Para a ministra de Estado, a redução das assimetrias sociais, da pobreza no seio das famílias, a assistência e a acção social no âmbito do apoio às mulheres, aos mais vulneráveis e às minorias e comunidades tradicionais estão a ser mitigados com políticas e programas em que se destacam a desminagem, a merenda escolar, a nutrição infantil, o apoio às vítimas de violência, as iniciativas do Fundo de Apoio Social e os programas no âmbito da cidadania e direitos humanos em curso em todo o país e que visam a construção de uma Angola desenvolvida, assente na coesão e justiça.

Planos municipais


No âmbito do Plano dos programas municipais, Carolina Cerqueira informou que, cerca de 20 planos directores municipais estão aprovados, no que diz respeito ao ordenamento do território.
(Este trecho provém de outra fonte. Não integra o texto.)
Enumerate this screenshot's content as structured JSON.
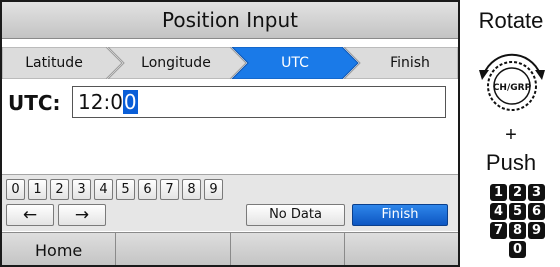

Durante a sua apresentação a ministra garantiu que a política nacional de habitação está a 15 por cento de execução, enquanto a política nacional do ordenamento do território e urbanismo se encontra a 75 por cento, tendo sublinhado que das 15 urbanizações previstas, seis já foram concluídas.
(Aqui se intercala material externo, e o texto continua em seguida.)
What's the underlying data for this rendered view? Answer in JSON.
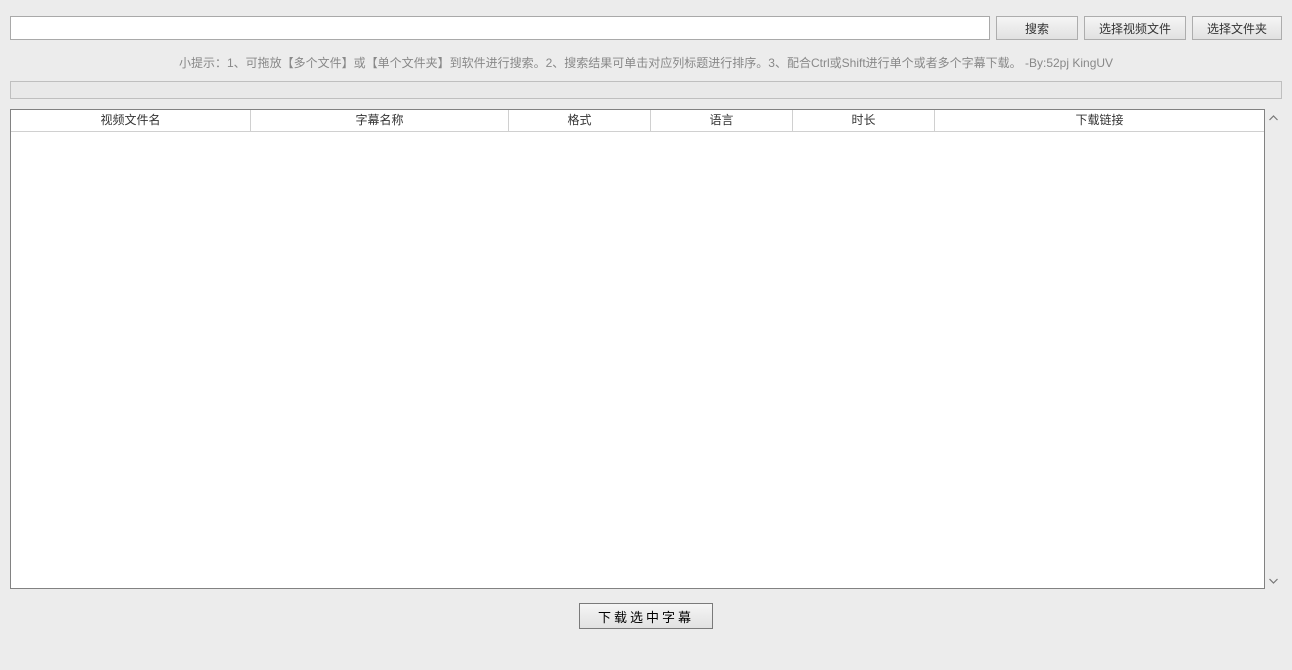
{
  "toolbar": {
    "search_value": "",
    "search_btn": "搜索",
    "select_video_btn": "选择视频文件",
    "select_folder_btn": "选择文件夹"
  },
  "hint_text": "小提示：1、可拖放【多个文件】或【单个文件夹】到软件进行搜索。2、搜索结果可单击对应列标题进行排序。3、配合Ctrl或Shift进行单个或者多个字幕下载。 -By:52pj KingUV",
  "status_text": "",
  "columns": {
    "video": "视频文件名",
    "subtitle": "字幕名称",
    "format": "格式",
    "language": "语言",
    "duration": "时长",
    "link": "下载链接"
  },
  "rows": [],
  "footer": {
    "download_btn": "下载选中字幕"
  }
}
Na visão da ministra de Estado a oferta de habitações condignas, particularmente para as pessoas com menor capacidade financeira, é um dos objectivos do programa de habitação, em curso desde Outubro de 2017, com especial atenção aos projectos estruturantes com financiamentos garantidos, com destaque para o interior do país.
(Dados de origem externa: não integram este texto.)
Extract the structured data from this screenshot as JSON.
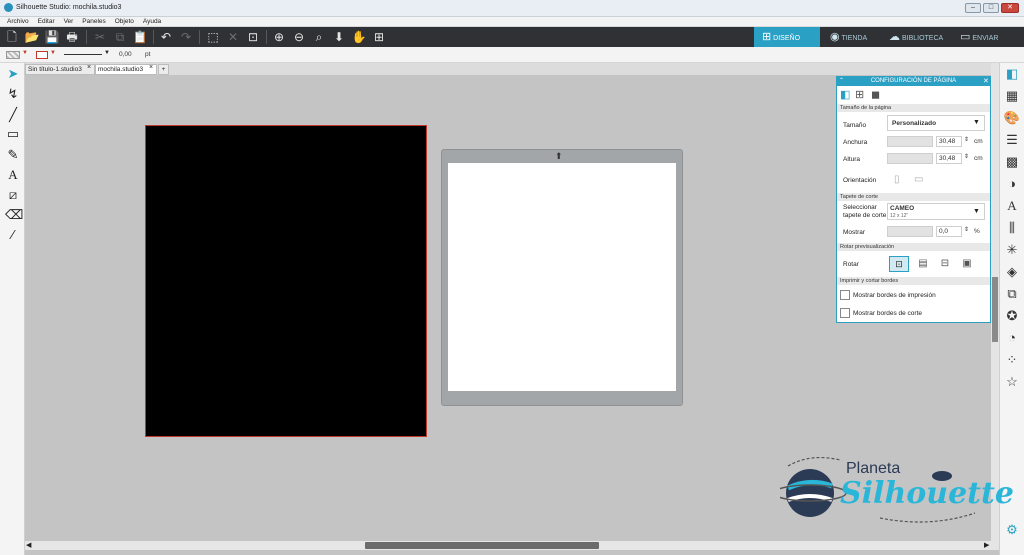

Segundo avançou a ministra, promover o loteamento e infra-estruturas de reservas fundiárias, tendo em vista a disponibilização de lotes de terreno para a autoconstrução dirigida e assistida e a mobilização dos diversos actores para a sua participação no programa da habitação social deverá contemplar, no futuro o aumento da construção de habitações de baixa renda nas zonas rurais, para
atender às necessidades.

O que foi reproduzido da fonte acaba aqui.